With his right hand, Muzaffer tried to rake in the spillage. ‘Mmm.’ His tongue was back in his teeth but his watery eyes fixed her with a stare. ‘What does your friend Khalil say about a drop-off point?’

‘Drop off . . .’

‘You’ll have to come up with a good place for the rendezvous—for your safety as much as anything. The Gulf can be a treacherous place, my dear. Currents, winds, rip-tides, unexpected squalls, undercurrents. Whirlpools even. You do not want to be just anywhere in a small boat trying to get alongside a container ship—it could be deadly.’

Fareeha looked away. ‘Khalil . . . well . . . he hasn’t mentioned anything about it.’

‘Mmm, thought not. Anyway, I found a place.’ He turned and swept his arm behind him towards a big blue nautical chart of the Gulf that hung askew on the wall. ‘I’ve put it in here.’ He touched a slim, kelp-green notebook. ‘Pirates used to tranship out there when the colonialists were in here running the place. McBride has probably heard of it—he’ll like it.’ He abruptly picked up the notebook and waved it at her. ‘Other things I’ve also put in here; all a bit technical, I’m afraid; and we don’t have enough time to go into half of it now; but McBride will know what it means—you just translate the bits that I haven’t already put in English and write down what he says.’

Fareeha watched as the old man’s hairy fingers slipped around the covers and dove between the pages. Her pulse thumped and she at once felt helpless. Her mind swam with arcane nautical terms she’d often heard but never really understood. Even the simpler things that she should have known, like latitudes, longitudes, bearings, radio frequencies, and knots, she didn’t really understand. ‘What kind of things? she ventured.

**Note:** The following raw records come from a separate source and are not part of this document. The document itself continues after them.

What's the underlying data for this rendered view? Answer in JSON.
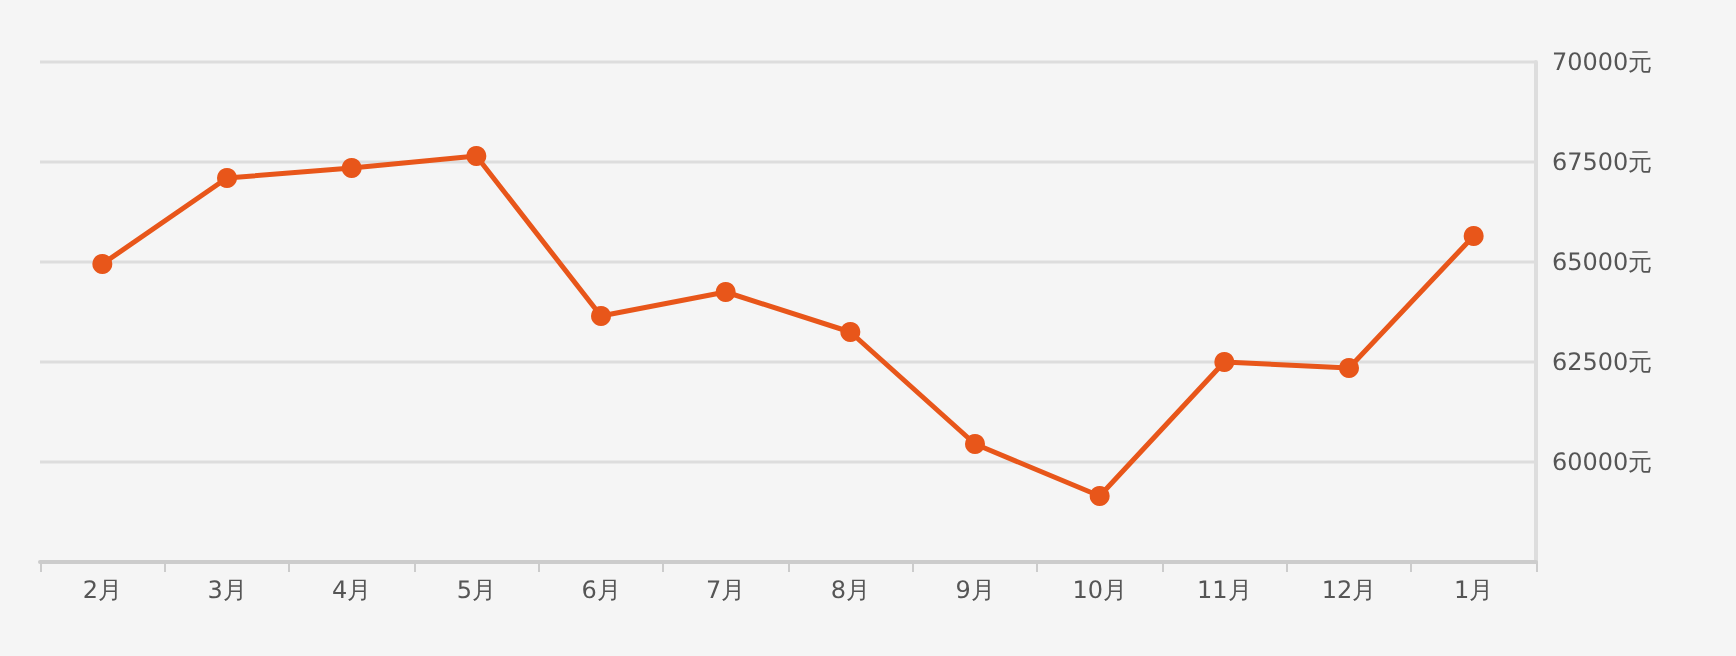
{
  "chart_data": {
    "type": "line",
    "categories": [
      "2月",
      "3月",
      "4月",
      "5月",
      "6月",
      "7月",
      "8月",
      "9月",
      "10月",
      "11月",
      "12月",
      "1月"
    ],
    "series": [
      {
        "color": "#e8561a",
        "values": [
          64950,
          67100,
          67350,
          67650,
          63650,
          64250,
          63250,
          60450,
          59150,
          62500,
          62350,
          65650
        ]
      }
    ],
    "ylim": [
      57500,
      70000
    ],
    "yticks": [
      {
        "value": 60000,
        "label": "60000元"
      },
      {
        "value": 62500,
        "label": "62500元"
      },
      {
        "value": 65000,
        "label": "65000元"
      },
      {
        "value": 67500,
        "label": "67500元"
      },
      {
        "value": 70000,
        "label": "70000元"
      }
    ],
    "grid": "y",
    "marker": "circle",
    "line_style": "solid"
  }
}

‘Oh, don’t you worry too much. It’ll all be very clear to a man of the sea.’ He tossed over the notebook and it landed next to her half full coffee cup

She stared at it and gave a submissive nod of her head, said nothing.

‘You’ll be over there to see family. Eh . . . an uncle I should imagine!’ He pushed over an identification paper, travel documents, and a pass. ‘Not for the harbour or immigration—you won’t have any trouble there—these are for the police, in case you are stopped anywhere.’ Next, he tossed across several small sheets of paper, folded, and held together by a rusty paperclip. ‘You’ll stay with a good friend of mine—from the port authority—I will send with you gifts that should satisfy him. He’ll help you find McBride when he sails in, but whatever you do, don’t tell him what you are really up to.’ Muzaffer leaned back in his chair and filled his lungs with air. ‘And that, my dear, is it. After your meeting, all you need to do is wait for Rashid to bring you back. I’ll tell him not to leave you there too long . . . we’ll just have to hope that his engines don’t break down again.’ He winced and put his right hand up to his jaw. ‘Still, I suppose we are lucky it’s him and not one of those incorruptible Danes or Swedes they used to send. Heaven knows what we would have done then.’ His hand at once dropped, and the grin that followed stretched out his grizzled moustache.

‘Lucky?’ Fareeha said, as she began to gather together the black and white omens of her uncertain future. ‘Yes, I suppose we are.’